De ouders van Rita waren reeds lang overleden en na de dood van haar man en haar beide kinderen, stond ze alleen op de wereld. Rita begon opnieuw te denken aan de roeping die ze vanaf haar jeugd had willen volgen: intreden in het klooster.
In Cascia bestonden in die tijd verscheidene vrouwenkloosters. Rita verkoos het Augustinessenklooster van de H. Maria Magdalena, omdat ze daar het best haar ideaal kon verwezenlijken.
Maar tot haar grote ontgoocheling werd haar aanvraag tot toelating geweigerd. Deze weigering steunde niet alleen op het gegeven dat ze weduwe was, maar vooral op het feit dat haar familie behoorde tot een politieke partij waartoe een aantal zusters niet behoorden.
Haar intrede in de gemeenschap kon de politieke tegenstellingen binnen het klooster verscherpen. Deze weigering ontmoedigde Rita niet en verscheidene malen herhaalde zij haar aanvraag, maar steeds opnieuw weigerden de kloosterlingen haar toe te laten.

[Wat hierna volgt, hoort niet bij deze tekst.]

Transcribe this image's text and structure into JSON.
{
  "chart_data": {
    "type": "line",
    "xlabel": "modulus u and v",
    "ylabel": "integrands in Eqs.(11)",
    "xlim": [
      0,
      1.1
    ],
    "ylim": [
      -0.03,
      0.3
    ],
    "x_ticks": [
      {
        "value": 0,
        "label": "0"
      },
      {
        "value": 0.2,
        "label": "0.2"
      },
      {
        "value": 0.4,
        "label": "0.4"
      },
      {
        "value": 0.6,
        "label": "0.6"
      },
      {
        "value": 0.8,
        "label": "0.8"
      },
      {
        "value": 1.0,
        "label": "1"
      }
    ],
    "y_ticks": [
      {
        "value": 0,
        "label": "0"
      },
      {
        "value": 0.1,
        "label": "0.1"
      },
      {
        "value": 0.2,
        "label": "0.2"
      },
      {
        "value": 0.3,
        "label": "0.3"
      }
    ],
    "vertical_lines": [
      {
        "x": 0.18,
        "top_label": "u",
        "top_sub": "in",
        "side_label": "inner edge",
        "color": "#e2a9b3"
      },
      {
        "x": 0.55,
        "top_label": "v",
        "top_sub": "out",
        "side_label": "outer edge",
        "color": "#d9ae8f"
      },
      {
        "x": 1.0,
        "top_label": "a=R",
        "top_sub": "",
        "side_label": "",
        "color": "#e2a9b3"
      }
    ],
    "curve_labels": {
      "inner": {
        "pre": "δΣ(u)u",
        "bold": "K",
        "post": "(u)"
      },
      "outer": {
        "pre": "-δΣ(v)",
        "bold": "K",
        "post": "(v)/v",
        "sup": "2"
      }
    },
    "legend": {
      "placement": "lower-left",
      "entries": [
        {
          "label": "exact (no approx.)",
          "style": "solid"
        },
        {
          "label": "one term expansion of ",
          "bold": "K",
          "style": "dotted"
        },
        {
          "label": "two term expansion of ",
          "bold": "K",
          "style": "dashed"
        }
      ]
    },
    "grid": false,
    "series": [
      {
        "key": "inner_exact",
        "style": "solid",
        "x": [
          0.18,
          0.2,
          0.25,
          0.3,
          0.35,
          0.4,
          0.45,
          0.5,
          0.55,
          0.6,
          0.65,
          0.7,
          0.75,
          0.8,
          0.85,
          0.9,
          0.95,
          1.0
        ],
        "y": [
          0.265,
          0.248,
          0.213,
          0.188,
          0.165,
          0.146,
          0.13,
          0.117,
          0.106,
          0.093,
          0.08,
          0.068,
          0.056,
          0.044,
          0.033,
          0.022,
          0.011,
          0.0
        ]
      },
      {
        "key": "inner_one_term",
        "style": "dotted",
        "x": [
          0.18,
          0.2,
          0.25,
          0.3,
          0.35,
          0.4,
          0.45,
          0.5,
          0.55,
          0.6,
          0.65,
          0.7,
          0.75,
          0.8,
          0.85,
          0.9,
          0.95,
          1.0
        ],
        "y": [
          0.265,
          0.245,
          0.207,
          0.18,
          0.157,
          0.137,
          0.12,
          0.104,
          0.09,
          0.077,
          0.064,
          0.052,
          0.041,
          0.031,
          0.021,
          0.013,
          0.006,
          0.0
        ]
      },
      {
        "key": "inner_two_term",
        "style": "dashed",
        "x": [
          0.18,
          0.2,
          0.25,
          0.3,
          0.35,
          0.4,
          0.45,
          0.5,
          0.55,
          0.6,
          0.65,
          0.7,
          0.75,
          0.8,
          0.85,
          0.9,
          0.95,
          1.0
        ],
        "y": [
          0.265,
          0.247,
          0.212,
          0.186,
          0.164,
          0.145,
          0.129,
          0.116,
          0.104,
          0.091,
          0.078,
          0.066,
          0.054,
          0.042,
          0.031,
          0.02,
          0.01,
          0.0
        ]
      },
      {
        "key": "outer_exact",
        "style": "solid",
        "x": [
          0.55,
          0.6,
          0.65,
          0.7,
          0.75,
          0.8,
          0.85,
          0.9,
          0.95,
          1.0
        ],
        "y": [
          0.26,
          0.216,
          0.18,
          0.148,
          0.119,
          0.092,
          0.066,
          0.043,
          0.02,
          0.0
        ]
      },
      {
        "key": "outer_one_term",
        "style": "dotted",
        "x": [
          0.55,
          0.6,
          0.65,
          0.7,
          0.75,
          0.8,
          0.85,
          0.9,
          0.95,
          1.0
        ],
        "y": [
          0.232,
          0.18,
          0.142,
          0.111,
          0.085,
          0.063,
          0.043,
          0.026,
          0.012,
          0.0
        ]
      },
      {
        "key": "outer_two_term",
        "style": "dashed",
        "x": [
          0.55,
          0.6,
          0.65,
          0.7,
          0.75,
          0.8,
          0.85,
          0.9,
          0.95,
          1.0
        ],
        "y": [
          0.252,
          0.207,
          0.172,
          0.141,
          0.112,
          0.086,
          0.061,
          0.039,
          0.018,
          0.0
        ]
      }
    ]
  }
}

Het klooster waar Rita omstreeks 1407 binnentrad behoorde oorspronkelijk toe aan de Benedictijnen, maar na de aardbeving van 1328 werd het toegewezen aan de Augustinessen. Van de huidige kloostergebouwen behoren nog slechts het heiligdom en de daarbij behorende resten van het toenmalige kerkje tot gebouwen uit de tijd van de H. Rita. Nog voor haar intrede in het klooster had Rita dit kerkje op haar kosten laten herstellen. De kloostercel waarin ze geleefd heeft, was niet kleiner en ook niet armer dan deze van haar medezusters. Vanuit haar cel kon ze door een klein vensterluik de hoge bergen en het natuurschoon van Cascia bewonderen. Het koor, waar vandaag de dag de bedevaarders toegang krijgen, diende voor de kloostergemeenschap eertijds als kapittelzaal, waar de samenkomsten van de gemeenschap werden gehouden en waar de geloften van de religieuzen werden afgenomen. Gedurende vele jaren werd het lichaam van de heilige hier bewaard.